My latest FindLaw column explains the disagreement between the majority and dissent in Boumediene as partly a conflict between (1) checks and balances (maj); and (2) separation of powers (dis). If that shorthand is not sufficient to explain what I mean, please read the column. Here I want to raise an issue that was called to my attention by attorney and writer Doug Parker (who, among other things, has an excellent article on Justice Kennedy forthcoming in The Green Bag). In an email to me, Doug notes that Justice Kennedy's opinion in Boumediene states: "Some of [the petitioners] were apprehended on the battlefield in Afghanistan, others in places as far away from there as Bosnia and Gambia." The opinion goes on to treat all the petitioners the same.

As Doug says, and I agree, it is hardly self-evident that battlefield captives (i.e., people taken captive on a battlefield) should be entitled to the same procedural protections as people that the U.S. and its allies have essentially arrested or abducted. In wartime, non-combatants occasionally find themselves in active theaters of war, but we can assume that most of the people apprehended on the battlefield are in fact enemy combatants. By contrast, people scooped up from civilian life have a prima facie right to liberty. To permit them to be held without access to a civilian court (via habeas corpus or an adequate substitute) would put liberty at enormous risk.

Although equal treatment for battlefield captives and other war-on-terror detainees is not inevitable, I want to offer a tentative defense of Justice Kennedy's treatment of them as such. Traditionally, prisoners of war have not been granted access to civilian courts--and given the possibility of detaining tens of thousands of POWs in a conventional war, with good reason. But POWs have protections that the Bush Administration has denied to the Gitmo detainees, and so it is fair to make the Administration pay the price: If you want to invoke the traditional exemption from civilian court scrutiny for POWs, treat your captives as POWs.

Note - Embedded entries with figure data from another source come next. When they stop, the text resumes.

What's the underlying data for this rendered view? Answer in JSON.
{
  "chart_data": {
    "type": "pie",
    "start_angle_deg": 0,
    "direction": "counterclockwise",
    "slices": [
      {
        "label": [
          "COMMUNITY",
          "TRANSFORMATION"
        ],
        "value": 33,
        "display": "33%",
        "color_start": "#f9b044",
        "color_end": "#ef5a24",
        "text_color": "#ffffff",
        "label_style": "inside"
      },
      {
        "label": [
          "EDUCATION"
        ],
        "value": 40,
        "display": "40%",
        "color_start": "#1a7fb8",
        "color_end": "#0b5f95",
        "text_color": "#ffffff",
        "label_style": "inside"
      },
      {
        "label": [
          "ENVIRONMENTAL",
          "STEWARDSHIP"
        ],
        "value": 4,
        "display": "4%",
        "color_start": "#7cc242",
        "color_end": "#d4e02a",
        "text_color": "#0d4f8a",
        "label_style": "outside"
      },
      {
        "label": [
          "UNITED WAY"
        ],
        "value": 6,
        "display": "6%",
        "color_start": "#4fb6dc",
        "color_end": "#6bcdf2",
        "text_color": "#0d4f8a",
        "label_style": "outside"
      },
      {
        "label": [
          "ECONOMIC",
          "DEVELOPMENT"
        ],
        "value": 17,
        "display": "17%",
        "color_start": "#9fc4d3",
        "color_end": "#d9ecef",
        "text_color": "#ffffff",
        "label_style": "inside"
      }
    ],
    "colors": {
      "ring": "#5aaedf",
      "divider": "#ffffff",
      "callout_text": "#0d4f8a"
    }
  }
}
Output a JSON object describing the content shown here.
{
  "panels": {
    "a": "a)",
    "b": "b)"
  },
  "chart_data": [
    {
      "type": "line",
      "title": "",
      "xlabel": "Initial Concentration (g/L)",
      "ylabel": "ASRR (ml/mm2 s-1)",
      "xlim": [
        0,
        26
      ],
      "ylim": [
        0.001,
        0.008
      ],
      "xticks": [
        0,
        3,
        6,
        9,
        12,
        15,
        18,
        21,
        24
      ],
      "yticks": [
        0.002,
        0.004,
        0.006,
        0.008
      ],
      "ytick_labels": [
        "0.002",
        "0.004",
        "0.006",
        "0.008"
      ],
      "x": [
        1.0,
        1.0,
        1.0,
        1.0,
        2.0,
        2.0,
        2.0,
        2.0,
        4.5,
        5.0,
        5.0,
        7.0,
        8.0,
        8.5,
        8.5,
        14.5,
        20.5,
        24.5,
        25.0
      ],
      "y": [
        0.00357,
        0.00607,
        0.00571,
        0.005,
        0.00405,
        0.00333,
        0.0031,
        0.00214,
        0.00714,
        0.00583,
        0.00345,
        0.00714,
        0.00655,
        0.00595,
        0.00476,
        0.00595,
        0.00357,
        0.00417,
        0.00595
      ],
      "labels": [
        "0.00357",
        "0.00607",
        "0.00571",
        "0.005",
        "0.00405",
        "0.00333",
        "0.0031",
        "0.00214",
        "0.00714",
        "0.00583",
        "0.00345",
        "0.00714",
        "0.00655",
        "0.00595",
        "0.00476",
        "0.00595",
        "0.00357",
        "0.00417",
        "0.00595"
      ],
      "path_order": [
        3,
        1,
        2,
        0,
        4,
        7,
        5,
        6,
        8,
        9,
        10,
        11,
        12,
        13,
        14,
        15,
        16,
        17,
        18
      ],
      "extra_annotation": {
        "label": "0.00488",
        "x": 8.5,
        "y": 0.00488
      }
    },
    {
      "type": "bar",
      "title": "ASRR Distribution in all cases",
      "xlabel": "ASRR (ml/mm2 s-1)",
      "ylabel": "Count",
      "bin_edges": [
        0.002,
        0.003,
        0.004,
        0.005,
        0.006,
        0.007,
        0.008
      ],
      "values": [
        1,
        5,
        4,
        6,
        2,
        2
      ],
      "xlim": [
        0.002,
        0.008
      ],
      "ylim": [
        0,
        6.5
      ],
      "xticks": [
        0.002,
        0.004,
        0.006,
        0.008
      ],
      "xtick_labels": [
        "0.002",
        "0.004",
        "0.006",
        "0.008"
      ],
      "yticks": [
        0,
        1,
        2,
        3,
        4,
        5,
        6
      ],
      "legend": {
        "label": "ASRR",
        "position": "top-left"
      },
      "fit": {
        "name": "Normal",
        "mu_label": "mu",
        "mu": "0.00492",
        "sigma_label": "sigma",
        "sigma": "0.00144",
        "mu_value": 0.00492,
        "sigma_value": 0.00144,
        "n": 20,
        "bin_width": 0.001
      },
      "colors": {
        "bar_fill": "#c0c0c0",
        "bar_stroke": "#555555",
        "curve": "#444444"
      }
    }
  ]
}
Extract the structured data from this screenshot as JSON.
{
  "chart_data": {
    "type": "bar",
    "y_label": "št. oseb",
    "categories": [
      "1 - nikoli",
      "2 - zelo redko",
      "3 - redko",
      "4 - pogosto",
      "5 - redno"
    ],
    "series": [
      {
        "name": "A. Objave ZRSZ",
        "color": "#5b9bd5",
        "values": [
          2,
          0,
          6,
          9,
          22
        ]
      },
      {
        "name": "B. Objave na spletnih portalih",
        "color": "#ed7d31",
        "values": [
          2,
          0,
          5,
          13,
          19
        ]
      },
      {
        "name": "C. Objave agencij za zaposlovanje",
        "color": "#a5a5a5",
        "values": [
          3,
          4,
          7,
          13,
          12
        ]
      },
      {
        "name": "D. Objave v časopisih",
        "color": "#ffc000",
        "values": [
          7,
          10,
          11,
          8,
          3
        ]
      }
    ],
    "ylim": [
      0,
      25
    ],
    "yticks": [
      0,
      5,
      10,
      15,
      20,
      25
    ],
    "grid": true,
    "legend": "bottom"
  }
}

The best objection to this approach would note that terrorism suspects should not be classified as either POWs or conventional criminals; they occupy an intermediate status for which civilian courts are not the appropriate vehicle. I think there is something to this argument but it's worth noting that neither Congress nor President Bush has developed it in a coherent way: They have treated these suspects within the war paradigm, but simply as "unlawful" combatants. Ex Parte Quirin (the Nazi saboteur case) provides a place for the unlawful combatant category within U.S. law, but it is still an awkward fit for non-battlefield terrorism suspects. Accordingly, perhaps the best reading of Boumediene (and of Hamdi, Rasul and Hamdan as well) is that the Supreme Court is telling Congress and the President: If you want to create a new paradigm, we might consider how it fits within our constitutional system, but if you use the war paradigm, obey the rules we have.